Jeevika Weerahewa, an agricultural economist at Sri Lanka’s Peradeniya University, said paddy output could fall by as much as 43 per cent but it was not just paddy that would be hit by the ban.
“It will affect key exports like rubber, coconut and tea exports, with the latter expected to reduce 40 per cent,” Weerahewa said.
“The worst impact will be on the poor.”
The government has said the ban was part of efforts to promote healthier agricultural practices and make farming more sustainable.
“The challenge facing us now is to use modern scientific techniques and practices to enhance agricultural production without causing environmental degradation,” Rajapaksa said at the COP26 UN climate conference this month.

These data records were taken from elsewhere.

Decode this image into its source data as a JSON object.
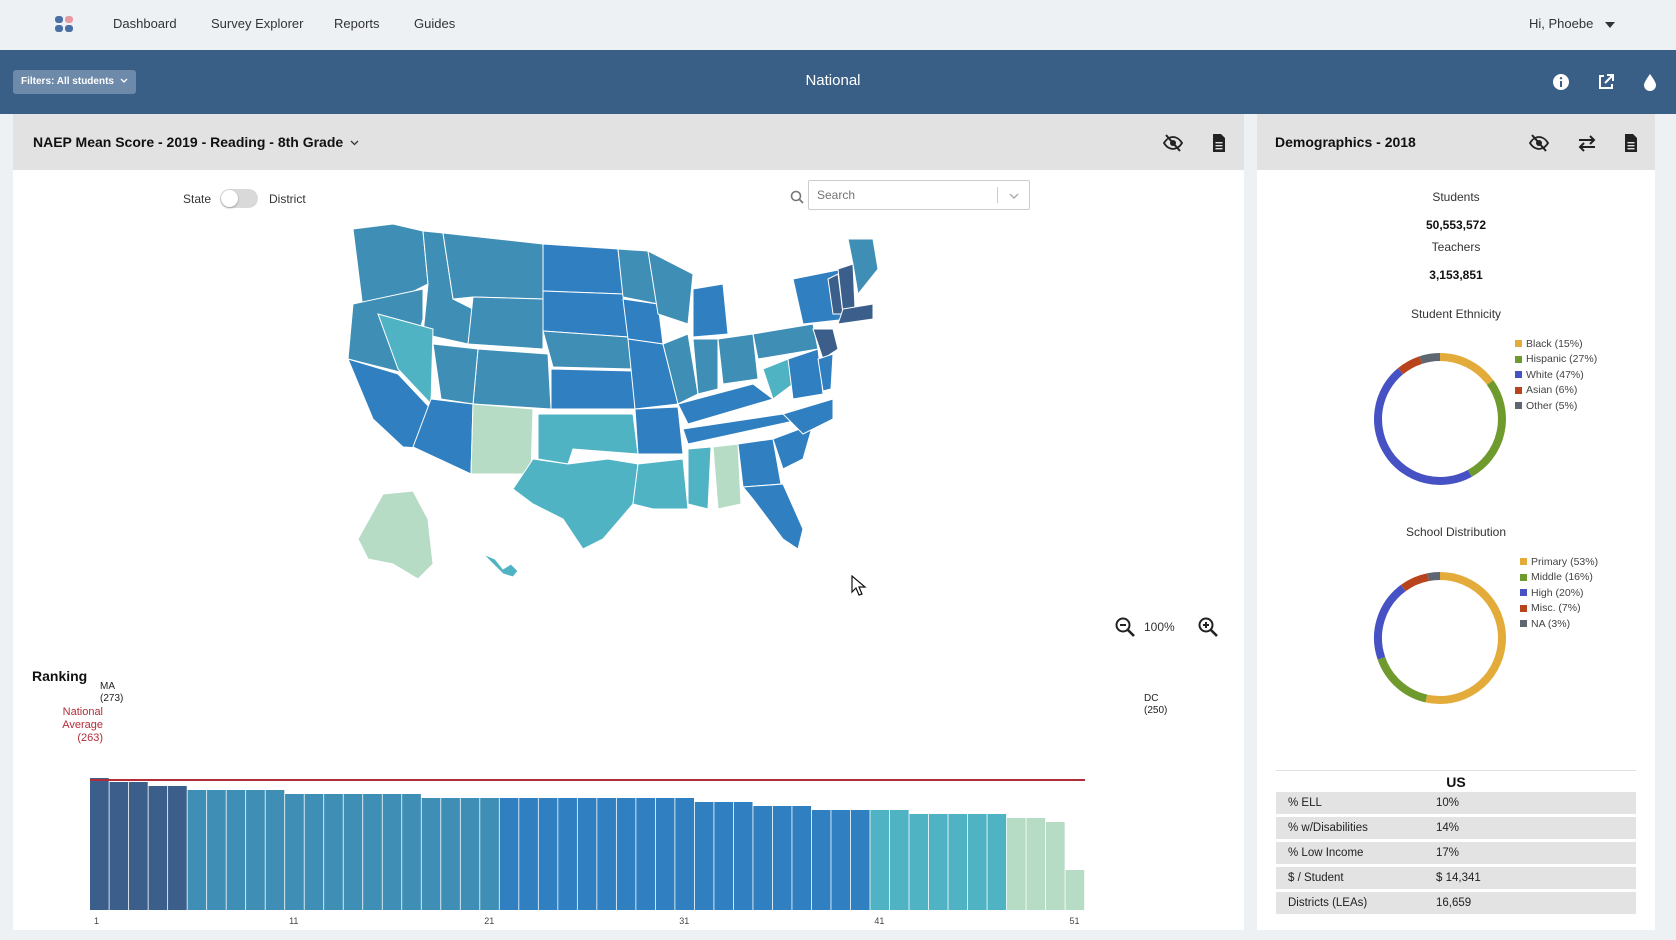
{
  "nav": {
    "links": [
      "Dashboard",
      "Survey Explorer",
      "Reports",
      "Guides"
    ],
    "user": "Hi, Phoebe"
  },
  "toolbar": {
    "filters_label": "Filters: All students",
    "title": "National",
    "icons": [
      "info-icon",
      "external-link-icon",
      "color-drop-icon"
    ]
  },
  "main_panel": {
    "title": "NAEP Mean Score - 2019 - Reading - 8th Grade",
    "icons": [
      "hide-icon",
      "document-icon"
    ],
    "toggle": {
      "left": "State",
      "right": "District",
      "selected": "State"
    },
    "search": {
      "placeholder": "Search",
      "value": ""
    },
    "zoom": {
      "level": "100%"
    }
  },
  "ranking": {
    "title": "Ranking",
    "top": {
      "name": "MA",
      "score": "(273)"
    },
    "bottom": {
      "name": "DC",
      "score": "(250)"
    },
    "national_average": {
      "line1": "National",
      "line2": "Average",
      "line3": "(263)",
      "value": 263
    },
    "tick_labels": [
      "1",
      "11",
      "21",
      "31",
      "41",
      "51"
    ]
  },
  "chart_data": {
    "type": "bar",
    "title": "Ranking",
    "categories": [
      "1",
      "2",
      "3",
      "4",
      "5",
      "6",
      "7",
      "8",
      "9",
      "10",
      "11",
      "12",
      "13",
      "14",
      "15",
      "16",
      "17",
      "18",
      "19",
      "20",
      "21",
      "22",
      "23",
      "24",
      "25",
      "26",
      "27",
      "28",
      "29",
      "30",
      "31",
      "32",
      "33",
      "34",
      "35",
      "36",
      "37",
      "38",
      "39",
      "40",
      "41",
      "42",
      "43",
      "44",
      "45",
      "46",
      "47",
      "48",
      "49",
      "50",
      "51"
    ],
    "values": [
      273,
      272,
      272,
      271,
      271,
      270,
      270,
      270,
      270,
      270,
      269,
      269,
      269,
      269,
      269,
      269,
      269,
      268,
      268,
      268,
      268,
      268,
      268,
      268,
      268,
      268,
      268,
      268,
      268,
      268,
      268,
      267,
      267,
      267,
      266,
      266,
      266,
      265,
      265,
      265,
      265,
      265,
      264,
      264,
      264,
      264,
      264,
      263,
      263,
      262,
      250
    ],
    "colors": {
      "darkest": "#3b5f8a",
      "dark": "#3e8eb5",
      "mid": "#2f7fc1",
      "light": "#50b3c4",
      "lightest": "#b7dcc5"
    },
    "reference_line": {
      "label": "National Average",
      "value": 263,
      "color": "#b22d3a"
    }
  },
  "demographics": {
    "title": "Demographics - 2018",
    "icons": [
      "hide-icon",
      "swap-icon",
      "document-icon"
    ],
    "students_label": "Students",
    "students_value": "50,553,572",
    "teachers_label": "Teachers",
    "teachers_value": "3,153,851",
    "ethnicity": {
      "title": "Student Ethnicity",
      "items": [
        {
          "label": "Black (15%)",
          "value": 15,
          "color": "#e3ac3a"
        },
        {
          "label": "Hispanic (27%)",
          "value": 27,
          "color": "#6f9a2e"
        },
        {
          "label": "White (47%)",
          "value": 47,
          "color": "#4652c4"
        },
        {
          "label": "Asian (6%)",
          "value": 6,
          "color": "#b8441e"
        },
        {
          "label": "Other (5%)",
          "value": 5,
          "color": "#5e6671"
        }
      ]
    },
    "schools": {
      "title": "School Distribution",
      "items": [
        {
          "label": "Primary (53%)",
          "value": 53,
          "color": "#e3ac3a"
        },
        {
          "label": "Middle (16%)",
          "value": 16,
          "color": "#6f9a2e"
        },
        {
          "label": "High (20%)",
          "value": 20,
          "color": "#4652c4"
        },
        {
          "label": "Misc. (7%)",
          "value": 7,
          "color": "#b8441e"
        },
        {
          "label": "NA (3%)",
          "value": 3,
          "color": "#5e6671"
        }
      ]
    },
    "table": {
      "header": "US",
      "rows": [
        {
          "k": "% ELL",
          "v": "10%"
        },
        {
          "k": "% w/Disabilities",
          "v": "14%"
        },
        {
          "k": "% Low Income",
          "v": "17%"
        },
        {
          "k": "$ / Student",
          "v": "$ 14,341"
        },
        {
          "k": "Districts (LEAs)",
          "v": "16,659"
        }
      ]
    }
  }
}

Farmers have staged protest marches and burnt effigies of the agriculture minister, calling for a resumption of chemical fertiliser imports.
In response, the government has imported limited amounts of potassium chloride and liquid nano nitrogen bottles – both used during the rice-growing season – from India since October.
Namal Karunaratne of the All Ceylon Farmers Federation, the country’s largest farmers group that is associated with an opposition party, said the government had failed to provide an alternative to chemical fertilisers.
“Many farmers have decided not to cultivate paddy fearing financial losses,” Karunaratne said.
Agriculture secretary Udith K Jayasinghe said the government would compensate farmers for any crop losses, despite a ballooning budget deficit.
“Plans are being made to purchase the harvest at higher prices, thereby eliminating any negative impact the farmers may face,” he said.
In a letter to Rajapakse earlier in the year, the Sri Lanka Agricultural Economics Association said a reduction in average agricultural productivity by 20 per cent could cause a 3.05 per cent decrease in GDP.
Mohideen Ismail, chairman of the Kadayanthalawa Farmers Association in the major paddy-growing district of Ampara, said that farmers were not against a switch to organic fertilisers.
“But they are worried it is happening too quickly, without inputs and proper awareness,” he told Reuters. “This policy should have been implemented across multiple seasons.”